The following days were a blur. Blake returned to work the very next day. I was alone. 2 weeks later I was back in the hospital with dangerously high blood pressure, and stayed for almost a week. It wasn’t until 6 months later I came to the very scary realization I was suffering from postpartum depression and anxiety.
Nobody talked about how terrifying postpartum life could be! The visions of a car coming through your home and killing your sleeping baby. Nobody ever talked about coming home from the hospital and feeling completely detached from their body! Nobody talked about coming home after giving birth and not wanting their child! It breaks my heart to say that, but that’s exactly how I felt that first night home. I didn’t recognize the body I was in or who the hell I was.
Breastfeeding was a horrible nightmare of pain mixed with on the verge vomiting every single time my baby latched. It wasn’t until I stopped nursing at 6 months that I felt my hormones settle down.
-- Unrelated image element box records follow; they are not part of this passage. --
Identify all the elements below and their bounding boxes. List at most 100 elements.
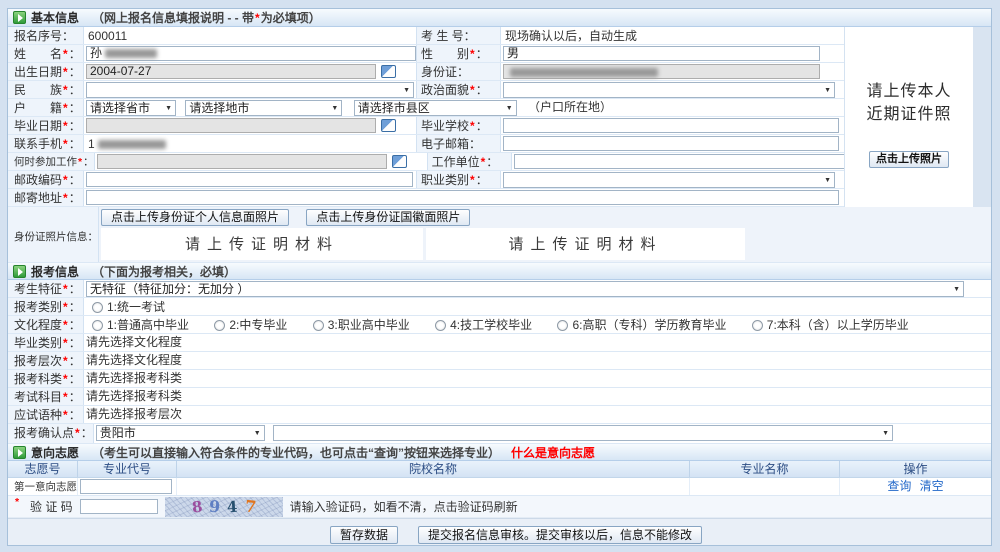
value-text: 请先选择报考层次 (86, 407, 182, 421)
label-text: 报考层次 (14, 354, 62, 368)
county-select[interactable]: 请选择市县区▼ (354, 100, 517, 116)
confirm-site-select[interactable]: ▼ (273, 425, 893, 441)
education-radio-option[interactable]: 1:普通高中毕业 (92, 318, 189, 333)
calendar-icon[interactable] (381, 119, 396, 132)
basic-info-header: 基本信息 （网上报名信息填报说明 - - 带*为必填项） (8, 9, 991, 27)
colon: ： (69, 65, 81, 79)
confirmpoint-zone: 贵阳市▼ ▼ (94, 424, 991, 443)
regno-text: 600011 (88, 29, 127, 43)
label-text: 报考确认点 (14, 426, 74, 440)
radio-icon[interactable] (752, 320, 763, 331)
row-category: 报考类别*： 1:统一考试 (8, 298, 991, 316)
radio-icon[interactable] (214, 320, 225, 331)
radio-icon[interactable] (557, 320, 568, 331)
section-subtitle: （考生可以直接输入符合条件的专业代码，也可点击“查询”按钮来选择专业） (92, 444, 500, 461)
name-input[interactable]: 孙 (86, 46, 416, 61)
nation-zone: ▼ (84, 81, 417, 98)
radio-icon[interactable] (92, 302, 103, 313)
gender-value: 男 (507, 46, 519, 60)
workunit-input[interactable] (514, 154, 850, 169)
star: * (62, 408, 69, 422)
id-front-upload-button[interactable]: 点击上传身份证个人信息面照片 (101, 209, 289, 226)
star: * (62, 65, 69, 79)
level-label: 报考层次*： (8, 352, 84, 369)
city-value: 请选择地市 (189, 101, 249, 115)
volunteer-table-header: 志愿号 专业代号 院校名称 专业名称 操作 (8, 461, 991, 478)
confirm-city-select[interactable]: 贵阳市▼ (96, 425, 265, 441)
label-text: 身份证照片信息 (14, 231, 88, 243)
photo-side-strip (973, 27, 991, 207)
education-radio-option[interactable]: 4:技工学校毕业 (435, 318, 532, 333)
feature-label: 考生特征*： (8, 280, 84, 297)
row-confirmpoint: 报考确认点*： 贵阳市▼ ▼ (8, 424, 991, 444)
colon: ： (69, 47, 81, 61)
star: * (14, 496, 20, 508)
education-radio-option[interactable]: 3:职业高中毕业 (313, 318, 410, 333)
colon: ： (69, 101, 81, 115)
education-zone: 1:普通高中毕业 2:中专毕业 3:职业高中毕业 4:技工学校毕业 6:高职（专… (84, 316, 991, 333)
calendar-icon[interactable] (381, 65, 396, 78)
gender-input[interactable]: 男 (503, 46, 820, 61)
col-volunteer-no: 志愿号 (8, 461, 78, 477)
idcard-input[interactable] (503, 64, 820, 79)
save-draft-button[interactable]: 暂存数据 (330, 526, 398, 544)
birth-input[interactable]: 2004-07-27 (86, 64, 376, 79)
what-is-volunteer-link[interactable]: 什么是意向志愿 (511, 444, 595, 461)
required-star: * (254, 11, 261, 25)
id-back-upload-button[interactable]: 点击上传身份证国徽面照片 (306, 209, 470, 226)
gradschool-input[interactable] (503, 118, 839, 133)
phone-label: 联系手机*： (8, 135, 84, 152)
colon: ： (69, 408, 81, 422)
row-examsubjects: 考试科目*： 请先选择报考科类 (8, 388, 991, 406)
gender-label: 性 别*： (417, 45, 501, 62)
submit-button[interactable]: 提交报名信息审核。提交审核以后，信息不能修改 (418, 526, 702, 544)
province-select[interactable]: 请选择省市▼ (86, 100, 176, 116)
career-label: 职业类别*： (417, 171, 501, 188)
photo-text-line1: 请上传本人 (845, 79, 973, 102)
section-subtitle: （下面为报考相关，必填） (92, 263, 236, 280)
row-gradtype: 毕业类别*： 请先选择文化程度 (8, 334, 991, 352)
city-select[interactable]: 请选择地市▼ (185, 100, 342, 116)
captcha-image[interactable]: 8 9 4 7 (165, 497, 283, 517)
phone-value: 1 (88, 137, 95, 151)
label-text: 职业类别 (421, 173, 469, 187)
feature-select[interactable]: 无特征（特征加分：无加分 ）▼ (86, 281, 964, 297)
value-text: 请先选择文化程度 (86, 335, 182, 349)
photo-upload-button[interactable]: 点击上传照片 (869, 151, 949, 168)
idphoto-label: 身份证照片信息： (8, 207, 99, 262)
photo-upload-panel: 请上传本人近期证件照 点击上传照片 (844, 27, 973, 207)
radio-icon[interactable] (92, 320, 103, 331)
captcha-input[interactable] (80, 499, 158, 514)
candno-label: 考 生 号： (417, 27, 501, 44)
colon: ： (88, 231, 99, 243)
postcode-input[interactable] (86, 172, 413, 187)
radio-icon[interactable] (313, 320, 324, 331)
calendar-icon[interactable] (392, 155, 407, 168)
radio-icon[interactable] (435, 320, 446, 331)
education-radio-option[interactable]: 6:高职（专科）学历教育毕业 (557, 318, 726, 333)
form-panel: 基本信息 （网上报名信息填报说明 - - 带*为必填项） 报名序号： 60001… (7, 8, 992, 546)
nation-select[interactable]: ▼ (86, 82, 414, 98)
label-text: 身份证 (421, 65, 457, 79)
email-input[interactable] (503, 136, 839, 151)
career-select[interactable]: ▼ (503, 172, 835, 188)
chevron-down-icon: ▼ (254, 430, 261, 437)
workstart-zone (95, 153, 428, 170)
residence-label: 户 籍*： (8, 99, 84, 116)
colon: ： (69, 119, 81, 133)
query-link[interactable]: 查询 (887, 479, 911, 493)
label-text: 考试科目 (14, 390, 62, 404)
politics-select[interactable]: ▼ (503, 82, 835, 98)
chevron-down-icon: ▼ (824, 177, 831, 184)
address-input[interactable] (86, 190, 839, 205)
major-code-input[interactable] (80, 479, 172, 494)
option-label: 2:中专毕业 (229, 318, 287, 332)
clear-link[interactable]: 清空 (920, 479, 944, 493)
option-label: 6:高职（专科）学历教育毕业 (572, 318, 726, 332)
graddate-input[interactable] (86, 118, 376, 133)
category-radio-option[interactable]: 1:统一考试 (92, 300, 165, 315)
education-radio-option[interactable]: 7:本科（含）以上学历毕业 (752, 318, 909, 333)
workstart-input[interactable] (97, 154, 387, 169)
star: * (62, 119, 69, 133)
education-radio-option[interactable]: 2:中专毕业 (214, 318, 287, 333)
It was as if the dark cloud had lifted and I could finally fall in love with my baby and being his mother.
I share this not to scare anyone, but to share with you MY experience. This doesn’t happen to every new mother but it does happen and I want people to know that. I want people to be aware.
My transformation into motherhood was extraordinary, it was dark and so beautiful. I don’t question who I am anymore, or what I’m capable of. Motherhood has truly been my greatest accomplishment and my greatest gift!